Your body’s immune system works around the clock to defend itself against foreign invaders it has inhaled, ingested, or come into contact with.
It does this by producing antibodies known as, Immunoglobulin E, or (IgE). These travel through the body to cells, releasing chemicals, which cause individual allergic reactions.

These may include a multitude of symptoms including sneezing, itching, runny nose, hives—even the life-threatening reaction known as, “anaphylaxis” which can completely shut the body’s respiratory system down, among other functions.

Identifying Triggers—Allergy Testing

Physicians and medical practitioners combine a patient’s medical history and thorough physical examination with comprehensive allergy testing to determine specific allergy triggers.

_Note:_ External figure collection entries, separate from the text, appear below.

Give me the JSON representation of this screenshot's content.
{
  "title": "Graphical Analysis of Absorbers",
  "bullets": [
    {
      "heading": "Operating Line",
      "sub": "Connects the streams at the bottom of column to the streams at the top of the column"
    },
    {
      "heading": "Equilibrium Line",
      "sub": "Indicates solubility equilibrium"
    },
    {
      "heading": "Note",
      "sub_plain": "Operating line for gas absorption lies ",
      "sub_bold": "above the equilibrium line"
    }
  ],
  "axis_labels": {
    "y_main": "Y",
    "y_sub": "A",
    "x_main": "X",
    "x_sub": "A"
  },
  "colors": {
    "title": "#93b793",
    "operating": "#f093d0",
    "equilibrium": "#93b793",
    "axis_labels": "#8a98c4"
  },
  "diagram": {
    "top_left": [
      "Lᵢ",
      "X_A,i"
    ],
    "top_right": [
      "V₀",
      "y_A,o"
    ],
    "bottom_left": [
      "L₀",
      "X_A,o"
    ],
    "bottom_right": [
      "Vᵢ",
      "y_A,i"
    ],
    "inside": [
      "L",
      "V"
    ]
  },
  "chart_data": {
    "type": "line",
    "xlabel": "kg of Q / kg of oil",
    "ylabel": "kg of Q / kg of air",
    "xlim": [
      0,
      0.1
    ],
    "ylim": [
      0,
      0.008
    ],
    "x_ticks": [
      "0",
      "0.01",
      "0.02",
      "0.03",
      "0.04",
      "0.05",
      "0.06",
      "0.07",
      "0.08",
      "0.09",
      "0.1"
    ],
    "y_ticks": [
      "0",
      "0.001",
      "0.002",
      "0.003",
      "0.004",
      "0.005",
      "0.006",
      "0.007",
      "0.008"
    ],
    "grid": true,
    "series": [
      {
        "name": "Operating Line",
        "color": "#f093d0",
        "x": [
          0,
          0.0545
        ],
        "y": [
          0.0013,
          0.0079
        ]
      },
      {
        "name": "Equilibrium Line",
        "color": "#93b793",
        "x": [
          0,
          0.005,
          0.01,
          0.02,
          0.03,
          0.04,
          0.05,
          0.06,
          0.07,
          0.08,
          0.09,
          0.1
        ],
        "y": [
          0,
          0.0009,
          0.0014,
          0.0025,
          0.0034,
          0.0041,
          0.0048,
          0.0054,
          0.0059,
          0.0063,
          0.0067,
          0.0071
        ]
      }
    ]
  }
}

Not every person who experiences an allergic reaction will need to undergo allergy testing however. Some people are already aware of a mild adverse reaction that involves one or two types of foods or substances and can control allergy symptoms by avoiding these foods/substances.

When To Call The Doctor

Certain symptoms if severe enough, or persistent may warrant allergy testing.

These include:

• Respiratory Symptoms- itchy, sticky eyes, nose or scratchy throat; nasal congestion, runny nose, congestion in the lungs, coughing, sneezing or wheezing
• Skin-related Symptoms- itchiness, hives, eczema, or rash
• Abdominal Symptoms- stomach upset, vomiting, cramping, gas, bloating, or diarrhea after consuming certain foods
• Insect sting reactions severe enough to cause respiratory problems or other major symptoms
• Anaphylaxis- a potentially life-threatening allergic reaction affecting several functions of the body

Common Allergy Tests Performed

An allergist or immunologist will generally perform one or more tests to identify specific allergens for patients. These will be evaluated along with the medical history.

IgE Skin Tests: The most common type of testing for allergies is the IgE Skin test, also known as the, “prick” test. This allows for a small amount of a specific allergen to be inserted under the skin. Once an allergic reaction occurs, a raised bump, (much like a mosquito bite) presents.

Challenge Tests: These are generally performed when food or medication allergies are suspected and involve inhaling or ingesting a small amount of the substance.

IgE Blood Tests: These may be performed when skin tests are not safe or viable for patients, because of skin conditions or certain medications, which may interfere with results.

Protections and Precautions

The American Academy of Allergy, Asthma & Immunology (AAAAI) does not support the following tests, (test methodologies):

Drug store/supermarket allergy screening
Home test/screening
Applied kinesiology
Cytoxicity
Rinkel skin titration method
Provocative neutralization testing
(IgG) testing for food allergy
Sublingual provocation

Sources: http://www.aaaai.org/conditions-and-treatments/library/at-a-glance/allergy-testing.aspx

One thought on “Allergy Testing – The Basics”

  1. Thanks for going over the three different types of allergy tests. I think my favorite would be the IgE blood test, but that is probably just the last resort kind of thing. If I do the regular IgE test and find out I have an allergy, is there any way of making my body immune to that substance or lessen the allergic reaction?